This morning on the radio I caught
Max Roach’s drum improvisation [2] to Martin Luther King’s now famed 1963 speech at the Lincoln Memorial in Washington, D.C. Years of (s)hallow tributes featuring truncated quotes from the finale can not detract from
King’s powerful oratory [3], which like the demonstration itself, helped “to dramatize a shameful condition.” The phrase “the fierce urgency of Now” remains a powerful rallying cry in our troubled times.
On this day that the nation reflects on King’s contributions/struggles and ponders the promise of America’s freedoms, albeit some what reluctantly, all too often awkwardly, and unfortunately in the reign of Baby Bush hypercritically, I couldn’t help but think of James Groppi’s contribution to the civil rights movement.

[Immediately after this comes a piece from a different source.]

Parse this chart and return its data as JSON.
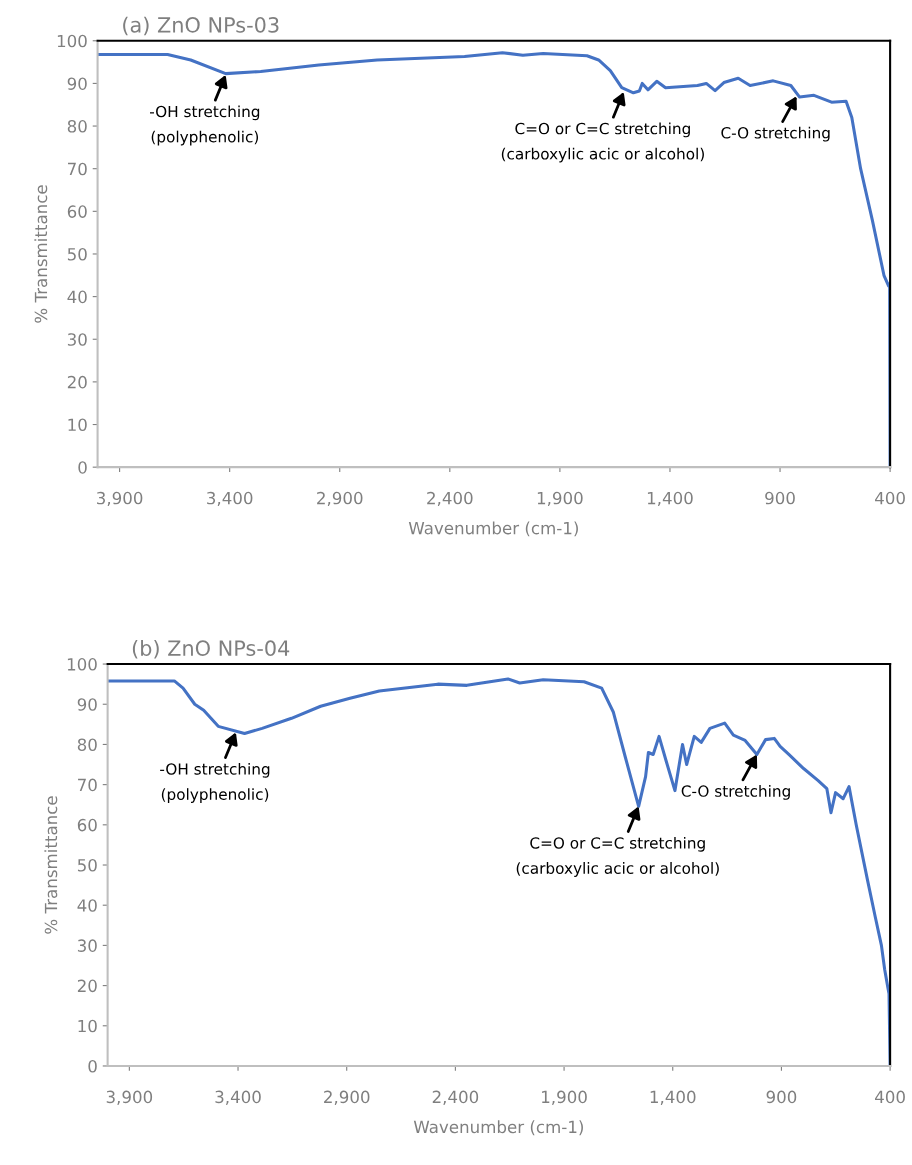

James Groppi (1930-1985) was one of twelve children born in Milwaukee to Italian immigrants from Lucca. Ordained in 1959, Father Groppi served St. Boniface Church, a predominately African-American parish in inner city Milwaukee. He was instrumental in dramatizing segregation in housing and the public schools in that city. He participated in the 1963 March on Washington, the Selma-Montgomery March in 1965, and the Southern Christian Leadership Conference voter registration project. In his capacity as NAACP advisor, Groppi organized an all black male group called the “Milwaukee Commandos” that helped quell violence during local marches and mounted a lengthy demonstration for fair housing in the city.
In the book Parish Boundaries: The Catholic Encounter with Race in the Twentieth-Century Urban North, religious scholar James McGreevy wrote that Groppi “became one of the most recognized figures in the civil rights movement” (1998, 202). Dr. King wrote that Groppi was able to “be militant and powerful without destroying life or property" and that he succeeded in finding "a middle ground between riots and sentimental and timid supplications for justice” (Ibid.).
In her essay, “Father James Groppi (1930-1985): The Militant Humility of a Civil Rights Activist,” literary scholar Jackie DiSalvo notes that “Groppi has not been the focus of any larger study” despite the recognition he received in his time (2003, 229). Her essay in the important collection The Lost World of Italian-American Radicalism, edited by Philip Cannistraro and Gerald Meyer, looks, in part, at Groppi’s Italian-American background and his thirst for social justice. DiSalvo’s quotes Groppi: “The Italian was in pretty bad shape [when his father immigrated around 1913]. But nothing as far as the black man is concerned. . . . An Italian is white, and that’s everything. . . . Some of the worst bigots in this country are Italians who had gone through terrible suffering in their past” (235).
On this day when we examine anew how to, in Dr. King’s words, “hew out of the mountain of despair a stone of hope,” I pay tribute to James Groppi.